Grupo Casa Remigio da un nuevo paso en su crecimiento en la capital con la inauguración este miércoles de Café de Cervantes, el icónico local situado en pleno centro de la renovada Plaza de España de Madrid, según ha comunicado la compañía.
La firma hostelera, creada en 1996, suma ya más de 20 establecimientos, entre ellos Casa Madrid, Café del Río, La Taberna o The Irish Corner en la ciudad de Madrid, así como Bar Sevilla, en el casco histórico de Cádiz, y el Beach Club La Bahía Cádiz.

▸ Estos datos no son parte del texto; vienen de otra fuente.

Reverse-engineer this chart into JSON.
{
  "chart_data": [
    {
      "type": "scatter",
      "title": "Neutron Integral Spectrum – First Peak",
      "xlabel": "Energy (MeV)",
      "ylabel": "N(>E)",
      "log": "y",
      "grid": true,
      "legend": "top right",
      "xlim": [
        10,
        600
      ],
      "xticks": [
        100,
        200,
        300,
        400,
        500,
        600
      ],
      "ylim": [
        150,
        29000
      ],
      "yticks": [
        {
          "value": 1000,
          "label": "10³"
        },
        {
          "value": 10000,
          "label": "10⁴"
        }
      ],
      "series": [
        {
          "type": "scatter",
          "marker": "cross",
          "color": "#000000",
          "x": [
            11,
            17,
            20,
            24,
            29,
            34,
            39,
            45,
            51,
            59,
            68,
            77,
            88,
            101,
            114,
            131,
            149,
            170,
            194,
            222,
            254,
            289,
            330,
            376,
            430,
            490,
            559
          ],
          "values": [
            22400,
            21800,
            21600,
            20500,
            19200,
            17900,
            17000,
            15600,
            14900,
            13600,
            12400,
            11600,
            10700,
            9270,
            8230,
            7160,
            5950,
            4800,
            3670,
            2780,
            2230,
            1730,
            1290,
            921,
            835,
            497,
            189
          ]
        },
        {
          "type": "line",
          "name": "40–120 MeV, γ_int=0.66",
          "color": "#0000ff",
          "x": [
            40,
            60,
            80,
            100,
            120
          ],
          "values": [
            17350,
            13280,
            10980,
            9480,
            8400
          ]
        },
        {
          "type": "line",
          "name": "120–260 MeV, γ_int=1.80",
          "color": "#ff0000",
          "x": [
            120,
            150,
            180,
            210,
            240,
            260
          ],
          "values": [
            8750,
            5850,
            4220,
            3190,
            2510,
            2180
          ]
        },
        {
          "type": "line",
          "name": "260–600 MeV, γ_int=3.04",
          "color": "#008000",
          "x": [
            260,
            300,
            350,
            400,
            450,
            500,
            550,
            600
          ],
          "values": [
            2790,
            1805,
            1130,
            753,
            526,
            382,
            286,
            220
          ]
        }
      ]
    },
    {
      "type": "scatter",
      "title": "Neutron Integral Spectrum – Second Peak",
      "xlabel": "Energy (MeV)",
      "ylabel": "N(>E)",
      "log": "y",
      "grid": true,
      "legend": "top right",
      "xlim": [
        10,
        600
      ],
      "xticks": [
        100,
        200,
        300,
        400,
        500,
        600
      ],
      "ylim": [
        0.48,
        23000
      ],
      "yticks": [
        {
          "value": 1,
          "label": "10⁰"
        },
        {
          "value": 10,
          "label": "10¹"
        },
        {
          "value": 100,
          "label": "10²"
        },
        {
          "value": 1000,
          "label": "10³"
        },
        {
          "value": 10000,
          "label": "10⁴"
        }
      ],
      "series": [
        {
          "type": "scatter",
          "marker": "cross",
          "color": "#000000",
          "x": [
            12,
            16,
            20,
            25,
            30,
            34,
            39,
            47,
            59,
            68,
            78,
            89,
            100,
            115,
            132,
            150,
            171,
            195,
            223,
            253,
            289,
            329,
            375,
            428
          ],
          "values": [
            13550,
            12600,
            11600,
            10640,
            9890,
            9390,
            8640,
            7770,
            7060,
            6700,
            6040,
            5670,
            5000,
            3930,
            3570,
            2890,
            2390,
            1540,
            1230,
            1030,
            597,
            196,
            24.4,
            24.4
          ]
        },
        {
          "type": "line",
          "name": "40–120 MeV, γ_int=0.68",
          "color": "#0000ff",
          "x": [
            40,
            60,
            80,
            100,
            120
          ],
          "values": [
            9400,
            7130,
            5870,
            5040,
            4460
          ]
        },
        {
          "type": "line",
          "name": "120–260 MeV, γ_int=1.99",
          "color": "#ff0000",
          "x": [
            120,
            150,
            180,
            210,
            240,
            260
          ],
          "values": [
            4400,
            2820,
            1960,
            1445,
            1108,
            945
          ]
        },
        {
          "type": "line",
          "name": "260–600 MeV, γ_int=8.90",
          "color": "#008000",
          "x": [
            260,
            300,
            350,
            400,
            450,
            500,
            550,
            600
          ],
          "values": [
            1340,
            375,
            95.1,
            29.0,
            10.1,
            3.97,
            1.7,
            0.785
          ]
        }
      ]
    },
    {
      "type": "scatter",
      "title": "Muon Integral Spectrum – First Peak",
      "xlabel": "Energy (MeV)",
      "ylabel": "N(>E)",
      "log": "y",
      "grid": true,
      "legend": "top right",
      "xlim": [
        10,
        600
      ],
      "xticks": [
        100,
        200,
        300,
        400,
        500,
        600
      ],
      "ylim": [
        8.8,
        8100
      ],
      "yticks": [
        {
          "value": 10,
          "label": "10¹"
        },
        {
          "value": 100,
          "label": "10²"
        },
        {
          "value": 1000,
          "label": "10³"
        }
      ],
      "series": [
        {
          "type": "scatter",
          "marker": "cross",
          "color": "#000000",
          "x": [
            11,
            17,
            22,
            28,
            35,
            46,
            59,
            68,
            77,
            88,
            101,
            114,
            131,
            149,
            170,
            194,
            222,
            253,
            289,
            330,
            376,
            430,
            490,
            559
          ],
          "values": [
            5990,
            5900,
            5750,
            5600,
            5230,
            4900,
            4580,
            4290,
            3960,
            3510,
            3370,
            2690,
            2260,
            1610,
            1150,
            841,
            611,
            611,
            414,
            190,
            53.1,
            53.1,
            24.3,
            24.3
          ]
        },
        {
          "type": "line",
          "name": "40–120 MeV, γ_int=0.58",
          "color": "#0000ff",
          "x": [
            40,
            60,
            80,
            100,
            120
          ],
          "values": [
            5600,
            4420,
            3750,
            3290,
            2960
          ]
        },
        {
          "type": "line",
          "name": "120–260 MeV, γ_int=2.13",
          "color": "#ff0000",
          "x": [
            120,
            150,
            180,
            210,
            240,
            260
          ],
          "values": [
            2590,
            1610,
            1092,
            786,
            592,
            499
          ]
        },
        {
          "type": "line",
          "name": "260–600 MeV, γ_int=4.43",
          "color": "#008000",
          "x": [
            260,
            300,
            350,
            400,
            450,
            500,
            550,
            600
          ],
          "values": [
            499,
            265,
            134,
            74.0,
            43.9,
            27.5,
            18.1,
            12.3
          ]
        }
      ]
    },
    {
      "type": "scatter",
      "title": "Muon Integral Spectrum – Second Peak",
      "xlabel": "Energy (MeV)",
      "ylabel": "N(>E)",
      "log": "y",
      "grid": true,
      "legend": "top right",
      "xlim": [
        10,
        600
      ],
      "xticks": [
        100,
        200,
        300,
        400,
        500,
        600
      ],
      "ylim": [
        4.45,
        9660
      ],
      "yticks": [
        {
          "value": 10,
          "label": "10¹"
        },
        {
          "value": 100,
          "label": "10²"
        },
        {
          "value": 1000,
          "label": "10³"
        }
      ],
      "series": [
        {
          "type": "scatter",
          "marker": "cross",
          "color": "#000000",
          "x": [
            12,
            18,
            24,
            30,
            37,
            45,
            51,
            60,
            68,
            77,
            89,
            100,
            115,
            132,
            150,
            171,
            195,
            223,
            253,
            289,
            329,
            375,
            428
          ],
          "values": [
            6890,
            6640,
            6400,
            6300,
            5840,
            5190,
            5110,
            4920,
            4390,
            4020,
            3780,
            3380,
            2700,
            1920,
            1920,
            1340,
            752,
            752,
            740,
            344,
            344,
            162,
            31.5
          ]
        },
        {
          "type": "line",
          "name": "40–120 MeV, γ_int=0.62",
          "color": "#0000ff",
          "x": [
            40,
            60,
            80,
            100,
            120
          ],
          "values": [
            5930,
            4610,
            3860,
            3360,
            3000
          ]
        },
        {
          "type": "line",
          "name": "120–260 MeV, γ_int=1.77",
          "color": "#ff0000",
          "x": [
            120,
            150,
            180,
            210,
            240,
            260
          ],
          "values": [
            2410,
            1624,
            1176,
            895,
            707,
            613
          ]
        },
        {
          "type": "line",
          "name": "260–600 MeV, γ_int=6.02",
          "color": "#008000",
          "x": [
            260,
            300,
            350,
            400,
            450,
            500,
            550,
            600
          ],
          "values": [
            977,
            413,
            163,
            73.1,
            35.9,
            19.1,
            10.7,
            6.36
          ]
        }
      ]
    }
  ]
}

El grupo se ha especializado en ofrecer experiencias gastronómicas en enclaves naturales singulares tanto de Madrid como de Cádiz.
Con una filosofía basada en la integración con el entorno, sus locales se distribuyen en espacios como Madrid Río, Casa de Campo, Dehesa de la Villa, el centro de Cádiz y las playas gaditanas de El Puerto de Santa María, Rota y Tarifa, donde combinan ocio, gastronomía y paisaje.
Café de Cervantes, el nuevo espacio gastronómico de Plaza de España, toma como referencia la obra más célebre de Miguel de Cervantes, 'El Quijote', y pretende en un escenario privilegiado "transformar la gastronomía castiza con un concepto que trasciende lo culinario: un lugar donde la literatura, la historia y el sabor se entrelazan en cada detalle".
El restaurante presentará una carta articulada en torno a los episodios de 'El Quijote', de forma que cada elaboración rinde homenaje al esplendor del Siglo de Oro y a la esencia madrileña. Además de la propuesta culinaria, los clientes tendrán acceso a una librería centrada en la figura de Cervantes y en la literatura de esa época, y podrán degustar el tradicional vermú madrileño, reinterpretado sin renunciar a su carácter original.
"La arquitectura de Café de Cervantes es, en sí misma, una obra de arte. Diseñado y construido casi completamente de manera artesanal, cada detalle ha sido cuidado con esmero. Cada pieza de la cúpula ha sido fabricada a mano, reflejando un compromiso absoluto con la calidad y la autenticidad", ha señalado el consejero delegado de Grupo Casa Remigio, Juan Ramos.
El proyecto se completa con dos grandes terrazas: una frontal, que sirve de acceso y recepción para los visitantes, y otra situada en el lateral del edificio. La construcción se verá rodeada por un jardín vertical que, con el paso del tiempo, cubrirá la fachada en su totalidad, fusionando vegetación y arquitectura en pleno centro de Madrid.